Thanks to advances in artificial intelligence, computers can now assist doctors in diagnosing disease and help monitor patient sleep patterns and vital signs from hundreds of miles away.
Now, CU Boulder researchers are working to apply machine learning to psychiatry, with a speech-based mobile app that can categorize a patient’s mental health status as well as or better than a human can.
“We are not in any way trying to replace clinicians,” says Peter Foltz, a research professor at the Institute of Cognitive Science and co-author of a new paper in Schizophrenia Bulletin that lays out the promise and potential pitfalls of AI in psychiatry. “But we do believe we can create tools that will allow them to better monitor their patients.”
Nearly one in five U.S. adults lives with a mental illness, many in remote areas where access to psychiatrists or psychologists is scarce. Others can’t afford to see a clinician frequently, don’t have time or can’t get in to see one.
Even when a patient does make it in for an occasional visit, therapists base their diagnosis and treatment plan largely on listening to a patient talk – an age-old method that can be subjective and unreliable, notes paper co-author Brita Elvevåg, a cognitive neuroscientist at the University of Tromsø, Norway.
“Humans are not perfect. They can get distracted and sometimes miss out on subtle speech cues and warning signs,” Elvevåg says. “Unfortunately, there is no objective blood test for mental health.”
In pursuit of an AI version of that blood test, Elvevåg and Foltz teamed up to develop machine learning technology able to detect day-to-day changes in speech that hint at mental health decline.
For instance, disjointed speech—sentences that don’t follow a logical pattern—can be a critical symptom in schizophrenia. Shifts in tone or pace can hint at mania or depression.

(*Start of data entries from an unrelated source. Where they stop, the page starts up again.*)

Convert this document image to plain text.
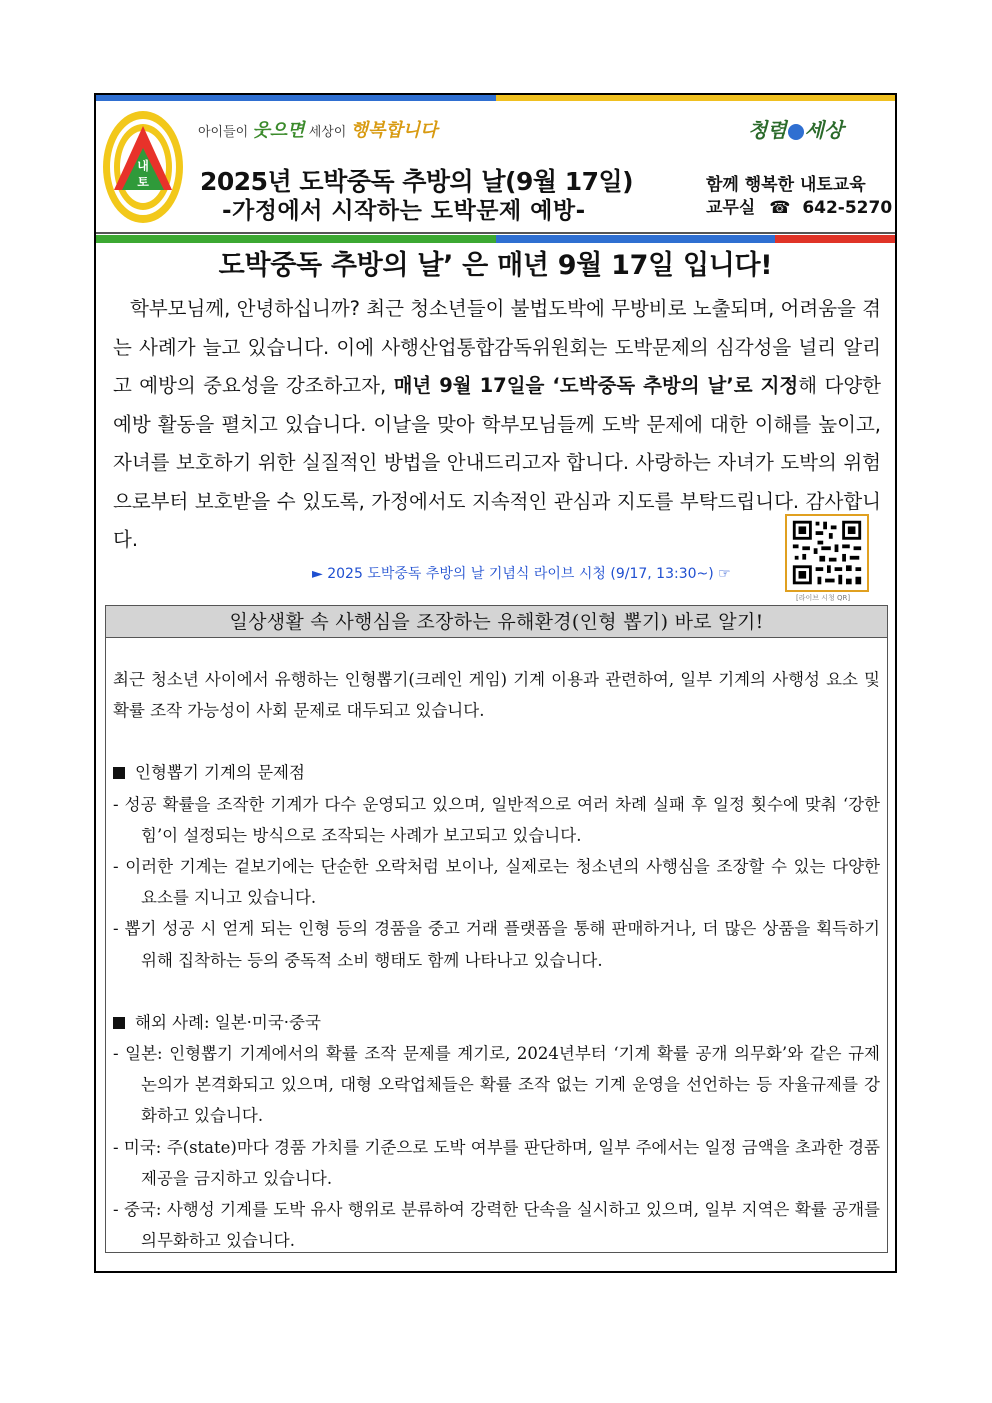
내
토
아이들이 웃으면 세상이 행복합니다	청렴 세상
2025년 도박중독 추방의 날(9월 17일)
-가정에서 시작하는 도박문제 예방-
함께 행복한 내토교육
교무실 ☎ 642-5270
도박중독 추방의 날’ 은 매년 9월 17일 입니다!

학부모님께, 안녕하십니까? 최근 청소년들이 불법도박에 무방비로 노출되며, 어려움을 겪는 사례가 늘고 있습니다. 이에 사행산업통합감독위원회는 도박문제의 심각성을 널리 알리고 예방의 중요성을 강조하고자, 매년 9월 17일을 ‘도박중독 추방의 날’로 지정해 다양한 예방 활동을 펼치고 있습니다. 이날을 맞아 학부모님들께 도박 문제에 대한 이해를 높이고, 자녀를 보호하기 위한 실질적인 방법을 안내드리고자 합니다. 사랑하는 자녀가 도박의 위험으로부터 보호받을 수 있도록, 가정에서도 지속적인 관심과 지도를 부탁드립니다. 감사합니다.

► 2025 도박중독 추방의 날 기념식 라이브 시청 (9/17, 13:30~) ☞
[라이브 시청 QR]
일상생활 속 사행심을 조장하는 유해환경(인형 뽑기) 바로 알기!

최근 청소년 사이에서 유행하는 인형뽑기(크레인 게임) 기계 이용과 관련하여, 일부 기계의 사행성 요소 및 확률 조작 가능성이 사회 문제로 대두되고 있습니다.

인형뽑기 기계의 문제점

- 성공 확률을 조작한 기계가 다수 운영되고 있으며, 일반적으로 여러 차례 실패 후 일정 횟수에 맞춰 ‘강한 힘’이 설정되는 방식으로 조작되는 사례가 보고되고 있습니다.

- 이러한 기계는 겉보기에는 단순한 오락처럼 보이나, 실제로는 청소년의 사행심을 조장할 수 있는 다양한 요소를 지니고 있습니다.

- 뽑기 성공 시 얻게 되는 인형 등의 경품을 중고 거래 플랫폼을 통해 판매하거나, 더 많은 상품을 획득하기 위해 집착하는 등의 중독적 소비 행태도 함께 나타나고 있습니다.

해외 사례: 일본·미국·중국

- 일본: 인형뽑기 기계에서의 확률 조작 문제를 계기로, 2024년부터 ‘기계 확률 공개 의무화’와 같은 규제 논의가 본격화되고 있으며, 대형 오락업체들은 확률 조작 없는 기계 운영을 선언하는 등 자율규제를 강화하고 있습니다.

- 미국: 주(state)마다 경품 가치를 기준으로 도박 여부를 판단하며, 일부 주에서는 일정 금액을 초과한 경품 제공을 금지하고 있습니다.

- 중국: 사행성 기계를 도박 유사 행위로 분류하여 강력한 단속을 실시하고 있으며, 일부 지역은 확률 공개를 의무화하고 있습니다.
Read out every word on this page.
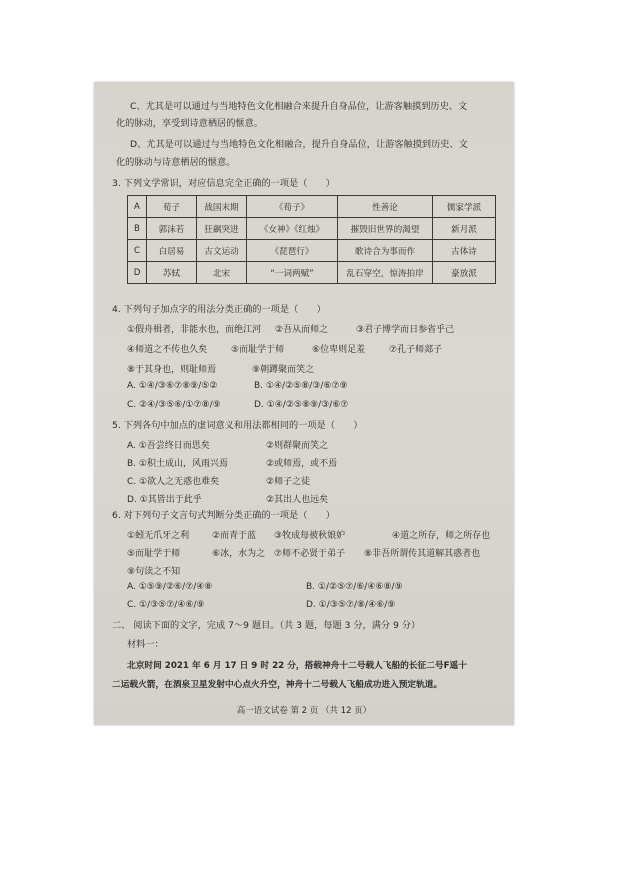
C、尤其是可以通过与当地特色文化相融合来提升自身品位，让游客触摸到历史、文
化的脉动，享受到诗意栖居的惬意。
D、尤其是可以通过与当地特色文化相融合，提升自身品位，让游客触摸到历史、文
化的脉动与诗意栖居的惬意。
3. 下列文学常识，对应信息完全正确的一项是（　　）
A	荀子	战国末期	《荀子》	性善论	儒家学派
B	郭沫若	狂飙突进	《女神》《红烛》	摧毁旧世界的渴望	新月派
C	白居易	古文运动	《琵琶行》	歌诗合为事而作	古体诗
D	苏轼	北宋	“一词两赋”	乱石穿空，惊涛拍岸	豪放派
4. 下列句子加点字的用法分类正确的一项是（　　）
①假舟楫者，非能水也，而绝江河 ②吾从而师之	③君子博学而日参省乎己
④师道之不传也久矣	⑤而耻学于师	⑥位卑则足羞	⑦孔子师郯子
⑧于其身也，则耻师焉	⑨朝蹲聚而笑之
A. ①④/③⑥⑦⑧⑨/⑤②	B. ①④/②⑤⑧/③/⑥⑦⑨
C. ②④/③⑤⑥/①⑦⑧/⑨	D. ①④/②⑤⑧⑨/③/⑥⑦
5. 下列各句中加点的虚词意义和用法都相同的一项是（　　）
A. ①吾尝终日而思矣	②则群聚而笑之
B. ①积土成山，风雨兴焉	②或师焉，或不焉
C. ①欲人之无惑也难矣	②师子之徒
D. ①其皆出于此乎	②其出人也远矣
6. 对下列句子文言句式判断分类正确的一项是（　　）
①蚓无爪牙之利	②而青于蓝 ③牧成每被秋娘妒	④道之所存，师之所存也
⑤而耻学于师	⑥冰，水为之 ⑦师不必贤于弟子 ⑧非吾所谓传其道解其惑者也
⑨句读之不知
A. ①⑤⑨/②⑥/⑦/④⑧	B. ①/②⑤⑦/⑥/④⑥⑧/⑨
C. ①/③⑤⑦/④⑥/⑨	D. ①/③⑤⑦/⑧/④⑥/⑨
二、 阅读下面的文字，完成 7～9 题目。（共 3 题，每题 3 分，满分 9 分）
材料一：
北京时间 2021 年 6 月 17 日 9 时 22 分，搭载神舟十二号载人飞船的长征二号F遥十
二运载火箭，在酒泉卫星发射中心点火升空，神舟十二号载人飞船成功进入预定轨道。
高一语文试卷 第 2 页 （共 12 页）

And memory loss can be a sign of both cognitive and mental health problems.
“Language is a critical pathway to detecting patient mental states,” says Foltz. “Using mobile devices and AI, we are able to track patients daily and monitor these subtle changes.”
The new mobile app asks patients to answer a 5- to 10-minute series of questions by talking into their phone.
Among various other tasks, they’re asked about their emotional state, asked to tell a short story, listen to a story and repeat it and given a series of touch-and-swipe motor skills tests.
In collaboration with Chelsea Chandler, a computer science graduate student at CU Boulder, and other colleagues, they developed an AI system that assesses those speech samples, compares them to previous samples by the same patient as well as the broader population and rates the patient’s mental state.
In one recent study, the team asked human clinicians to listen to speech samples of 225 participants—half with severe psychiatric issues; half healthy volunteers—in rural Louisiana and Northern Norway and assess them. They then compared those results to those of the machine learning system.
“We found that the computer’s AI models can be at least as accurate as clinicians,” says Foltz.
Their technology is not commercially available yet. But he and his colleagues envision a day when such AI systems could be in the room with a therapist and a patient to provide additional data-driven insight, or serve as a remote-monitoring system for the severely mentally ill.
If the app detected a worrisome change, it could notify the patient’s doctor to check in.
“Patients often need to be monitored with frequent clinical interviews by trained professionals to avoid costly emergency care and unfortunate events,” says Foltz. “ But there are simply not enough clinicians for that.”
Foltz previously helped develop and commercialize an AI-based essay-grading technology which is now broadly used to help educators do their job.
In their new paper, the researchers lay out a call to action for larger studies to prove efficacy and earn public trust before AI technology could be broadly brought into clinical practice for psychiatry.
“The mystery around AI does not nurture trustworthiness, which is critical when applying medical technology,” they write. “Rather than looking for machine learning models to become the ultimate decision-maker in medicine, we should leverage the things that machines do well that are distinct from what humans do well.”